Family draws most hostile panel in Court of Appeals: injury and death claims all dismissed
Deborah Hodges was killed and Brittany Hodges, her daughter, suffered injuries when their car was struck by a City of Dearborn police cruiser operated by Patrick Spresser. Spresser was the second responding police cruiser to a "amoke and possible house fire" that turned out to be a neighbor burning leaves in the back yard. Spresser had no fire-fighting capacity but would apparently direct traffic. He also had no overhead lights on his vehicle.
The Hodges claimed that he was driving at excessive speed when he entered an intersection against the light, killing Deborah. The trial judge agreed that this was a question of fact for the jury and refused summary disposition. The judge also held that Brittany had raised a question of fact with regard to "serious impairment of bodily function."
Unfortunately for the Hodges, they drew almost the worst possible combination of pro-insurance judges in the Court of Appeals: Kirsten F. Kelly, Christopher M. Murray and Stephen Borello. If Henry Saad had been on the panel, with Kelly and Murray, they might have charged the Hodges for the value of the police cruiser after dismissing their claims.In a series of rulings, the judges decided that:
1. Although "speed too fast for conditions" is normally a fact issue, jurors could not reach that conclusion in this case (even thought the trial judge said he could).
2. As a matter of law, Deborah was an "owner" of the car because her son, the titled owner, left it on his parents' property while he repaired it, even though she hadn't enjoyed the use of the vehicle for 30 days, and even though the testimony was that she had been granted permission to use it just to run Brittany to school. Apparently because Deborah was the last registrant of the vehicle, she was "deemed" an owner as a matter of law.
3. The officer cannot be liable for deciding to respond to an emergency--only for reckless operation of the vehicle, and since the kid, Brittany, could hear the siren inside the car, no jurors could find that Spresser acted recklessly in speeding through the intersection against the traffic control device: The judges decided that since his siren was "hearable," he had the right of way and wasn't reckless, regardless of his speed.

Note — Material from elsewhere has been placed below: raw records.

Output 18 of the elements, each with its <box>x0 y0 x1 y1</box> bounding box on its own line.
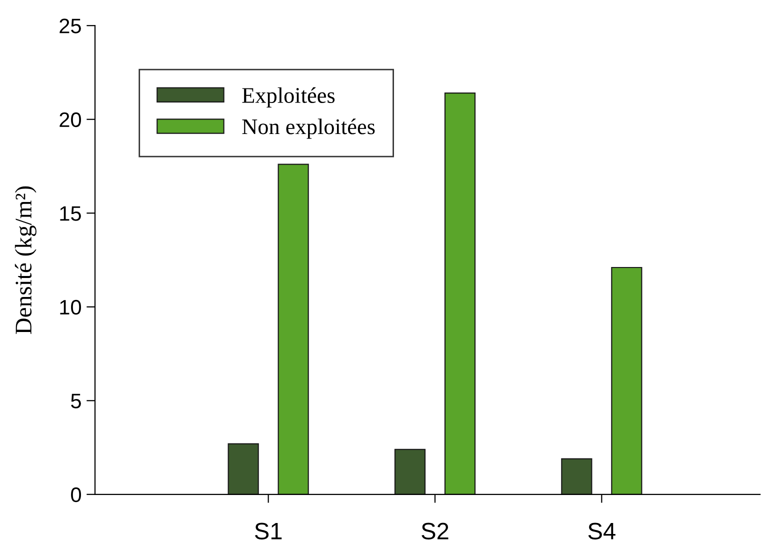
y-tick-label: 25 <box>60 18 81 34</box>
y-tick-label: 5 <box>71 394 81 408</box>
bar <box>444 92 476 494</box>
y-tick-label: 20 <box>60 112 81 128</box>
bar <box>278 164 309 494</box>
bar <box>561 458 592 494</box>
legend-label: Non exploitées <box>242 118 375 139</box>
y-tick-label: 15 <box>60 206 81 221</box>
x-tick-label: S2 <box>422 522 448 540</box>
y-tick-label: 10 <box>60 300 81 315</box>
x-tick-label: S1 <box>254 522 282 540</box>
x-tick-label: S4 <box>588 522 616 540</box>
bar <box>228 443 259 494</box>
bar <box>394 448 426 494</box>
y-tick-label: 0 <box>71 487 81 502</box>
legend-label: Exploitées <box>242 87 335 108</box>
y-axis-title: Densité (kg/m²) <box>14 186 36 334</box>
bar <box>611 266 642 494</box>
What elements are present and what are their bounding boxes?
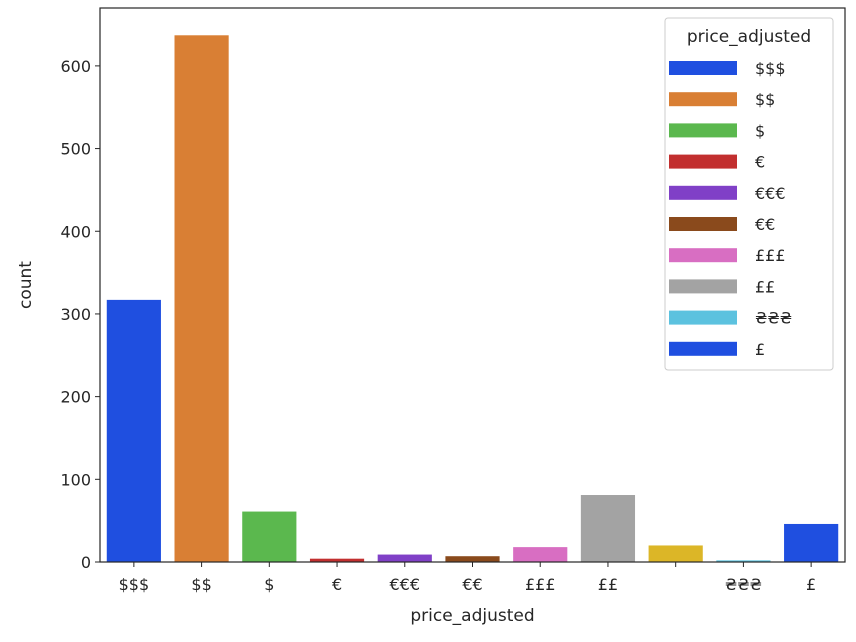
legend-label: €	[755, 153, 765, 172]
legend-label: £	[755, 340, 765, 359]
x-tick-label: ₴₴₴	[725, 575, 762, 594]
bar	[648, 545, 703, 562]
y-tick-label: 500	[60, 140, 91, 159]
bar	[513, 547, 568, 562]
x-tick-label: $$	[191, 575, 211, 594]
y-axis: 0 100 200 300 400 500 600	[60, 57, 100, 572]
legend-label: €€	[755, 215, 775, 234]
y-tick-label: 200	[60, 388, 91, 407]
legend-title: price_adjusted	[687, 27, 811, 47]
y-tick-label: 600	[60, 57, 91, 76]
x-tick-label: £££	[525, 575, 556, 594]
x-axis: $$$ $$ $ € €€€ €€ £££ ££ ₴₴₴ £	[119, 562, 816, 594]
bar	[580, 495, 636, 562]
legend-label: ££	[755, 277, 775, 296]
legend-swatch	[669, 123, 737, 138]
x-tick-label: €€€	[389, 575, 420, 594]
legend-swatch	[669, 310, 737, 325]
x-tick-label: €	[332, 575, 342, 594]
plot-frame	[99, 7, 846, 563]
legend-swatch	[669, 279, 737, 294]
bar	[377, 554, 432, 562]
legend-swatch	[669, 154, 737, 169]
x-tick-label: £	[806, 575, 816, 594]
legend-label: $$$	[755, 59, 786, 78]
legend-label: $	[755, 121, 765, 140]
x-axis-title: price_adjusted	[410, 606, 534, 626]
y-tick-label: 300	[60, 305, 91, 324]
bar	[242, 511, 297, 562]
y-tick-label: 400	[60, 222, 91, 241]
bar	[309, 558, 365, 562]
legend-label: £££	[755, 246, 786, 265]
legend: price_adjusted $$$$$$€€€€€€£££££₴₴₴£	[664, 17, 834, 371]
legend-swatch	[669, 61, 737, 75]
legend-label: $$	[755, 90, 775, 109]
bar	[716, 560, 771, 562]
x-tick-label: $$$	[119, 575, 150, 594]
legend-swatch	[669, 341, 737, 356]
bar	[174, 35, 229, 563]
legend-items: $$$$$$€€€€€€£££££₴₴₴£	[669, 59, 792, 359]
y-tick-label: 0	[81, 553, 91, 572]
y-axis-title: count	[16, 261, 36, 309]
bar	[106, 299, 161, 562]
legend-swatch	[669, 92, 737, 107]
legend-label: ₴₴₴	[755, 309, 792, 328]
legend-label: €€€	[755, 184, 786, 203]
x-tick-label: ££	[598, 575, 618, 594]
x-tick-label: €€	[462, 575, 482, 594]
bar	[784, 523, 839, 562]
bar	[445, 556, 500, 562]
y-tick-label: 100	[60, 470, 91, 489]
legend-swatch	[669, 185, 737, 200]
bars-group	[106, 35, 839, 563]
legend-swatch	[669, 217, 737, 231]
x-tick-label: $	[264, 575, 274, 594]
legend-swatch	[669, 248, 737, 263]
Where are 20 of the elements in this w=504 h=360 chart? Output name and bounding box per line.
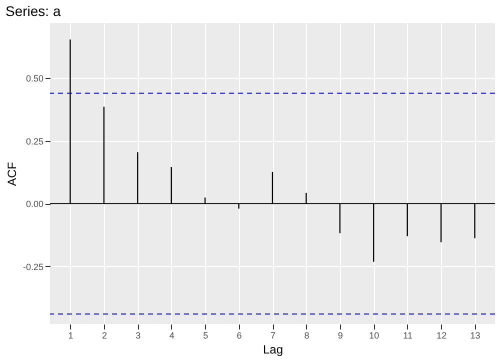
x-tick-label: 2 (102, 330, 107, 340)
x-tick-label: 5 (203, 330, 208, 340)
x-tick-label: 3 (136, 330, 141, 340)
y-tick-label: 0.00 (26, 199, 44, 210)
x-tick-label: 4 (169, 330, 174, 340)
y-tick-label: 0.25 (26, 136, 44, 146)
y-tick-label: -0.25 (22, 262, 44, 272)
x-tick-label: 13 (470, 330, 480, 340)
x-tick-label: 11 (403, 330, 413, 340)
y-axis-title: ACF (4, 162, 19, 186)
x-tick-label: 9 (338, 330, 343, 340)
x-tick-label: 7 (270, 330, 276, 340)
y-tick-label: 0.50 (26, 74, 44, 84)
x-tick-label: 8 (304, 330, 310, 340)
x-tick-label: 12 (436, 330, 447, 340)
x-tick-label: 10 (369, 330, 380, 340)
x-axis-title: Lag (262, 342, 284, 356)
x-tick-label: 6 (236, 330, 242, 340)
x-tick-label: 1 (68, 330, 74, 340)
chart-title: Series: a (5, 3, 61, 19)
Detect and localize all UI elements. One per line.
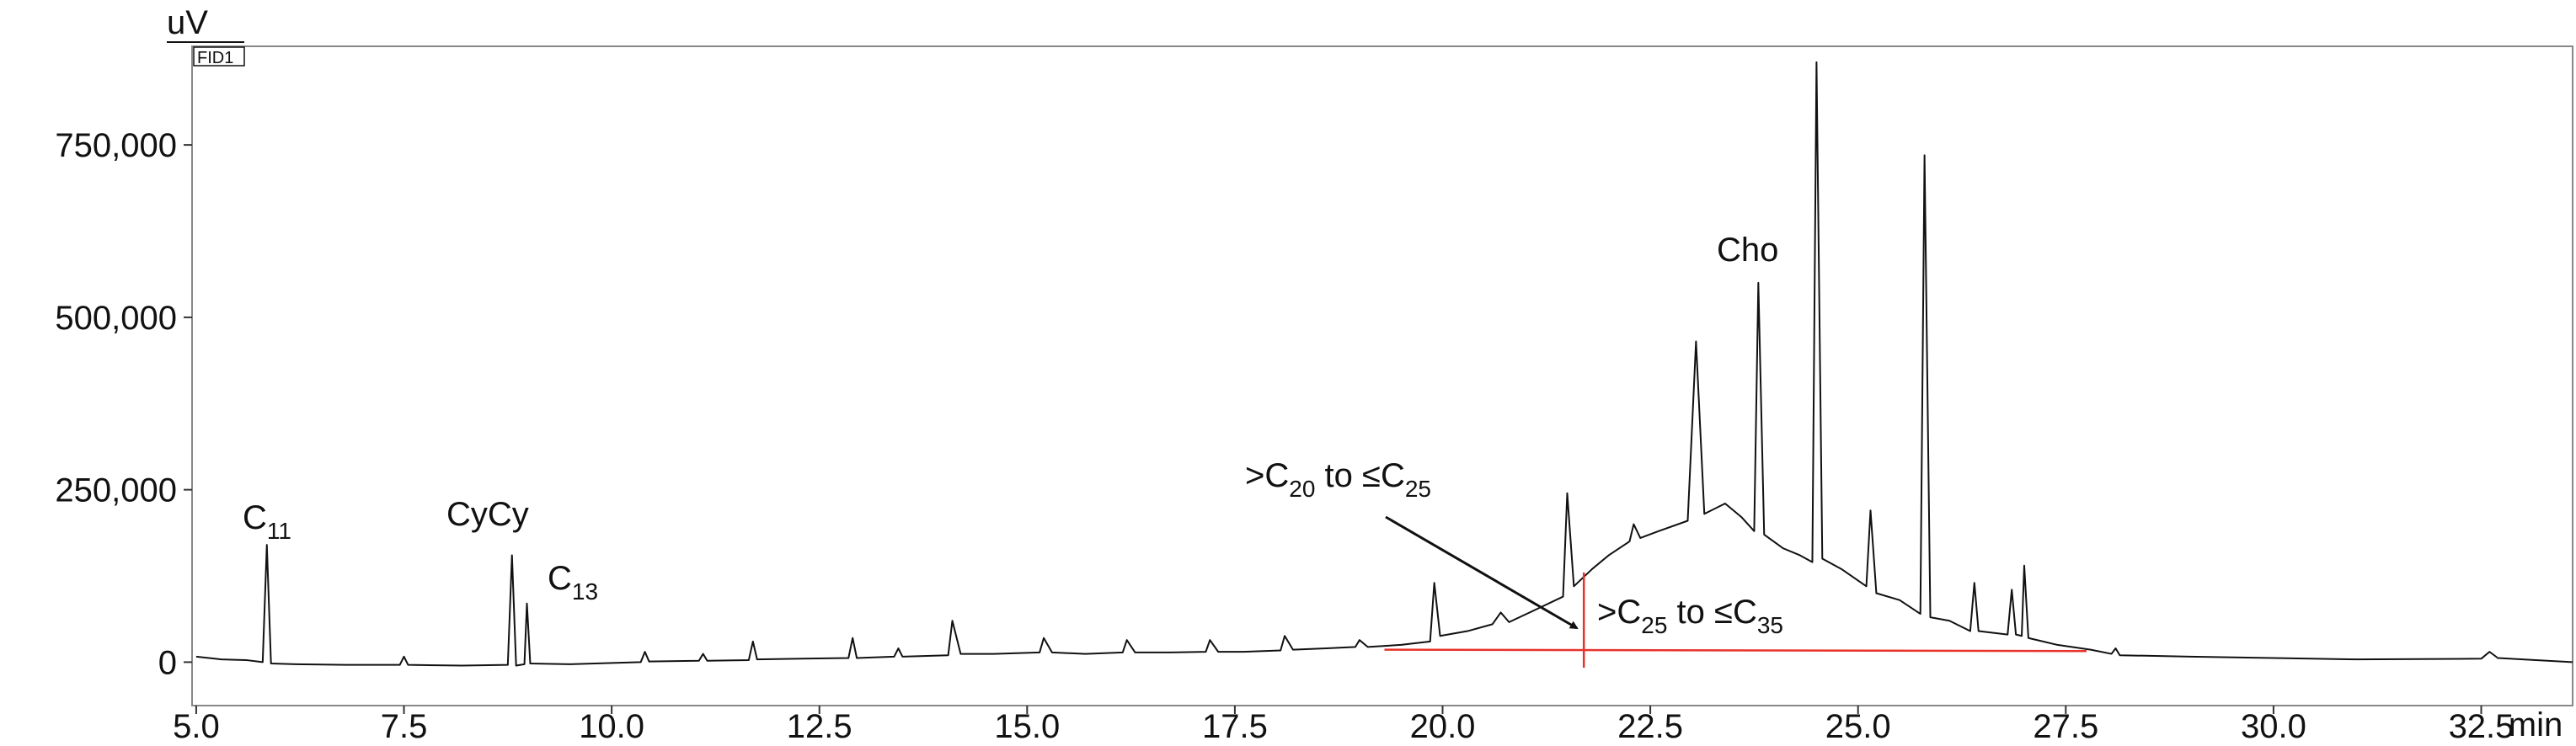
x-tick-label: 15.0 — [994, 708, 1060, 745]
x-tick-label: 32.5 — [2449, 708, 2515, 745]
annotation-text: CyCy — [446, 496, 529, 533]
annotation-text: C — [548, 560, 572, 597]
annotation-subscript: 20 — [1289, 476, 1315, 502]
plot-frame — [191, 45, 2573, 706]
y-tick-label: 250,000 — [55, 472, 177, 509]
x-tick-label: 17.5 — [1202, 708, 1268, 745]
peak-annotation: C11 — [243, 499, 291, 544]
peak-annotation: >C20 to ≤C25 — [1245, 457, 1431, 502]
x-tick-label: 27.5 — [2033, 708, 2098, 745]
peak-annotation: C13 — [548, 560, 598, 605]
x-tick-label: 12.5 — [787, 708, 852, 745]
y-axis-label: uV — [167, 4, 208, 41]
peak-annotation: Cho — [1717, 232, 1778, 269]
detector-label: FID1 — [197, 49, 233, 67]
x-tick-label: 30.0 — [2241, 708, 2306, 745]
annotation-subscript: 11 — [267, 518, 291, 544]
annotation-text: >C — [1245, 457, 1289, 494]
x-tick-label: 20.0 — [1410, 708, 1476, 745]
annotation-subscript: 25 — [1405, 476, 1431, 502]
x-tick-label: 25.0 — [1825, 708, 1891, 745]
peak-annotation: CyCy — [446, 496, 529, 533]
annotation-text: to ≤C — [1315, 457, 1404, 494]
annotation-subscript: 25 — [1641, 612, 1667, 638]
annotation-subscript: 13 — [572, 578, 598, 605]
annotation-text: to ≤C — [1667, 594, 1756, 631]
y-tick-label: 0 — [158, 644, 177, 681]
integration-line — [1384, 648, 2087, 653]
y-tick-label: 750,000 — [55, 127, 177, 164]
x-tick-label: 10.0 — [579, 708, 644, 745]
x-tick-label: 22.5 — [1617, 708, 1683, 745]
annotation-subscript: 35 — [1757, 612, 1783, 638]
x-tick-label: 5.0 — [173, 708, 220, 745]
x-tick-label: 7.5 — [381, 708, 428, 745]
annotation-arrow — [1385, 515, 1579, 630]
chromatogram-trace — [195, 61, 2573, 667]
detector-box — [193, 46, 245, 67]
peak-annotation: >C25 to ≤C35 — [1597, 594, 1783, 638]
y-tick-label: 500,000 — [55, 300, 177, 337]
annotation-text: Cho — [1717, 232, 1778, 269]
x-axis-label: min — [2509, 706, 2563, 743]
annotation-text: >C — [1597, 594, 1641, 631]
annotation-text: C — [243, 499, 267, 536]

4. Because a young person and apparently some other motorists (the Court doesn't say where they were relative to the cruiser or Deborah) heard the siren, the judges "deemed" Deborah more than fifty percent at fault and THE cause of the accident, even though they were charged with interpreting the facts in the light most generous to the person resisting summary judgment. Her failure to yield the right of way in response to the (interior) flashers and siren represented fault greater than Spresser's, regardless of the speed at which he entered the intersection, the pertinent sight distances or distractions for Deborah, or the "cone of sound" emanating from his vehicle.
5. Brittany did not suffer a threshold injury because she already suffered from anxiety, depression and a seizure disorder and she did not prove that her pre-exisiting conditions were seriously exacerbated by watching her mother die. To the extent two medical experts disagreed and supported Brittany's claim, the judges thought one of them was confused and apparently the other didn't count.
This is another of the examples of judicial activism that disgust attorneys and judges who try hard to follow the rules: in this case, the appellate judges who didn't like the facts of the Hodges' case--or the Hodges, most likely--went out of their way to prematurely decide all manner of factual issues against the Hodges, when in theory the rules do not allow them to do so. There is a good chance that a jury hearing the case would have come to the same conclusions that the judges did. As the trial judge recognized, however, under the Court Rules, where a factual dispute exists, the record should be fully developed for a "jury of one's peers" to act upon.